第一次大戦前、覇権国家イギリスは、世界各国からの輸入を増やし、自国の貿易赤字や、弱小国の国内保護政策にも寛容でした。自由貿易と世界の金本位制を支え、他国への資金援助も惜しまなかったのです。

ところが、第一次世界大戦による巨額の債務は、イギリスが今までの役目を続けることを不可能にします。

経済大国アメリカは、1919年世界で最初に金本位制への復帰を果たします。
他国は、どこも追随できません。

しかし、アメリカは、自分の殻に閉じこもります。アメリカのウィルソン大統領の提案で発足した国際連盟への参加さえ、議会の反対によりできません。

アメリカは、イギリスの役割を担おうとはしなかったのです。

1925年、イギリスは、金本位制への復帰を果たします。

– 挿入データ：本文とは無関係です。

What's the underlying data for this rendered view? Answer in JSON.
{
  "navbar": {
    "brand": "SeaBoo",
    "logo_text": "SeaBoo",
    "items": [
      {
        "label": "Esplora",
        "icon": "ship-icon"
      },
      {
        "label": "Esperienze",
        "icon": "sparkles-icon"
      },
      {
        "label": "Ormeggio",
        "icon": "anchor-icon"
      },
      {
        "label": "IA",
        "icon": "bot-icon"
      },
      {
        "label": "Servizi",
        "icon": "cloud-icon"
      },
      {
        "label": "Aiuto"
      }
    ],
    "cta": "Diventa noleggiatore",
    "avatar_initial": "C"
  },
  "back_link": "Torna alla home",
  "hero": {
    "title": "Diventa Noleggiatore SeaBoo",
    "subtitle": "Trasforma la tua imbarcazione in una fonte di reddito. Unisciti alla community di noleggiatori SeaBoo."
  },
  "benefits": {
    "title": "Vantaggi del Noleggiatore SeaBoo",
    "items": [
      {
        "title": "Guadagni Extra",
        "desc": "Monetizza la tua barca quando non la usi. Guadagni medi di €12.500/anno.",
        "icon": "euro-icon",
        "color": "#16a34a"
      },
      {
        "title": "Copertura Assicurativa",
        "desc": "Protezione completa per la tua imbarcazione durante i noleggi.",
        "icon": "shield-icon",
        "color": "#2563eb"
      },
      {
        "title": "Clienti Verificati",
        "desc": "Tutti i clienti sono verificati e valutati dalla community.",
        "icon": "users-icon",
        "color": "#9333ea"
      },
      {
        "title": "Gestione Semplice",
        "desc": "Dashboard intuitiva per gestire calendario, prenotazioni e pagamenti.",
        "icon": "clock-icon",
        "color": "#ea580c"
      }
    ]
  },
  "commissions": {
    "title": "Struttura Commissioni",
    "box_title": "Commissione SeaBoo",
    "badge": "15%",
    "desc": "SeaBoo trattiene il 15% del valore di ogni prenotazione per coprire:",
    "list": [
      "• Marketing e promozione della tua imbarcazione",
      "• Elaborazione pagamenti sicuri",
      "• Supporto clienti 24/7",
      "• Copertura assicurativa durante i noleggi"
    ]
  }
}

アメリカは、イギリスに対して融資を行い、自国の通貨発行量を増やしてこれを助けます。

為替レートは、戦前と同じ1ポンド=4.86ドルに定められます。しかし、明らかに、ポンドは、過大評価されていました。イギリスの輸出産業は、大打撃を受けます。

ドイツは1924年、フランスは1926年に金本位制に戻ります。

そして、1929年10月、繁栄を謳歌していたアメリカに、株の大暴落が起こります。
世界恐慌の始まりです。

日本は、なんと1930年1月金解禁(つまり金本位制)を実施しています。
この政策は、経済の流れを読めない大失敗で、最悪のタイミングでした。

アメリカで誕生したデフレという怪物が、金本位制によって全世界に伝播します。
不況と失業と物価の下落と世界経済の縮小・・・

1931年秋、イギリスは、金本位制を離脱して、ポンドを切り下げ輸出を増やそうとします。

日本も離脱は必至と予測した商社や銀行は、ドル投機に走ります。
日銀は、金利を引き上げ対抗しますが、1931年12月、日本は金輸出再禁止に追い込まれます。

各国も、次々と離脱して、為替の引き下げ競争が始まります。

イギリスとその連邦諸国は、ポンド・ブロック圏をつくります。
アメリカは、ドル・ブロック圏を、日本は、アジアに円ブロック圏をつくります。

最後まで、金本位制を守ったフランスは、ベルギー、スイスなどと金ブロック圏をつくります。
ソ連も、また独自の世界に閉じこもります。

基軸通貨の存在しない世界は、混乱し、分断され、恐慌に沈んでいったのです。
そして、ナチスドイツと日本の軍国主義が高まり、不幸な戦争が再び始まったのです。